If we standardise the number of R questions by the number of python questions, we see that the number of R questions is increasing more rapidly than python. Currently, about 1 question about R is asked for every three questions asked about python.
Github repos
Again we see exponential growth in both repos containing R code and repos containing python code (these number don't include forks), but R repo's are relatively less common than R questions. The big jump in repo creation in 2014 is probably due the JHU coursera course.
If we standardise the number of R repos by the number of python repos, we see that R has been decreasing since the big jump in 2015.
Google trends
Looking at google trends data for people searching for language tutorials, both languages are relatively flat. Growth in searches for R tutorials is relatively flat, perhaps with a slight increases, while growth for python searches has been considerably more variable over time.
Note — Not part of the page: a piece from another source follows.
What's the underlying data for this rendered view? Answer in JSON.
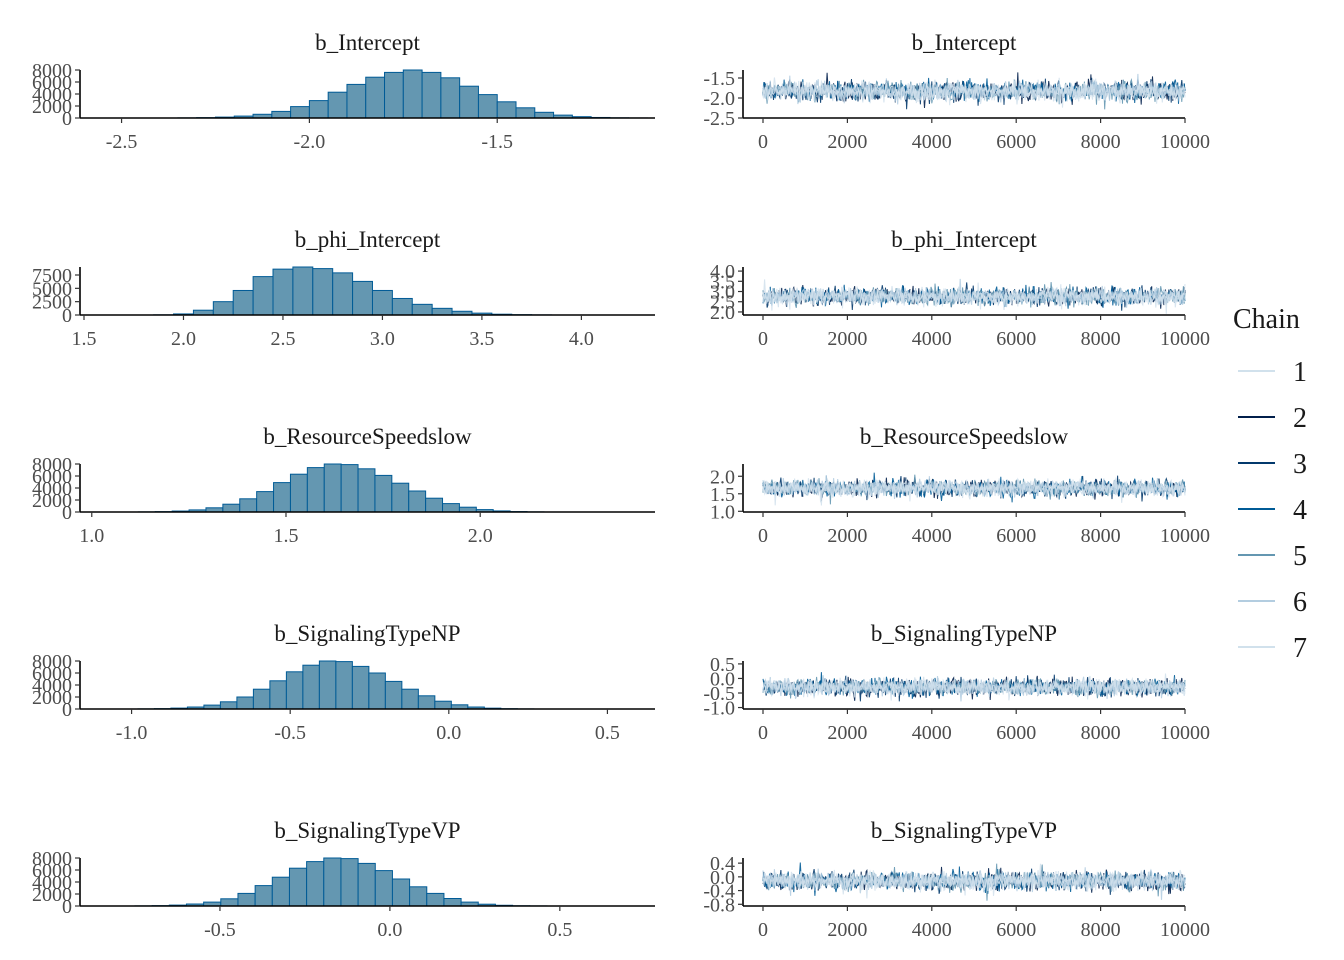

Some Python Data (but not much)
This is the data of monthly downloads made available from the Python PyPi Package Index. The plot shows the growth in several data analysis packages for Python. Somethig happens in March, 2013 when the growth explodes.
Other ideas
- Look at use of mailing lists. Is there a pydata specific mailing list?
- Compare twitter hashtags: rstats, python, pydata?
- Compare package downloads?
- Number of Kaggle solution scripts written in R versus Python.
- Number of Machine Learning courses on MOOC sites that use R versus Python.
- Compare attendees at big R versus big Python data conferences year-over-year.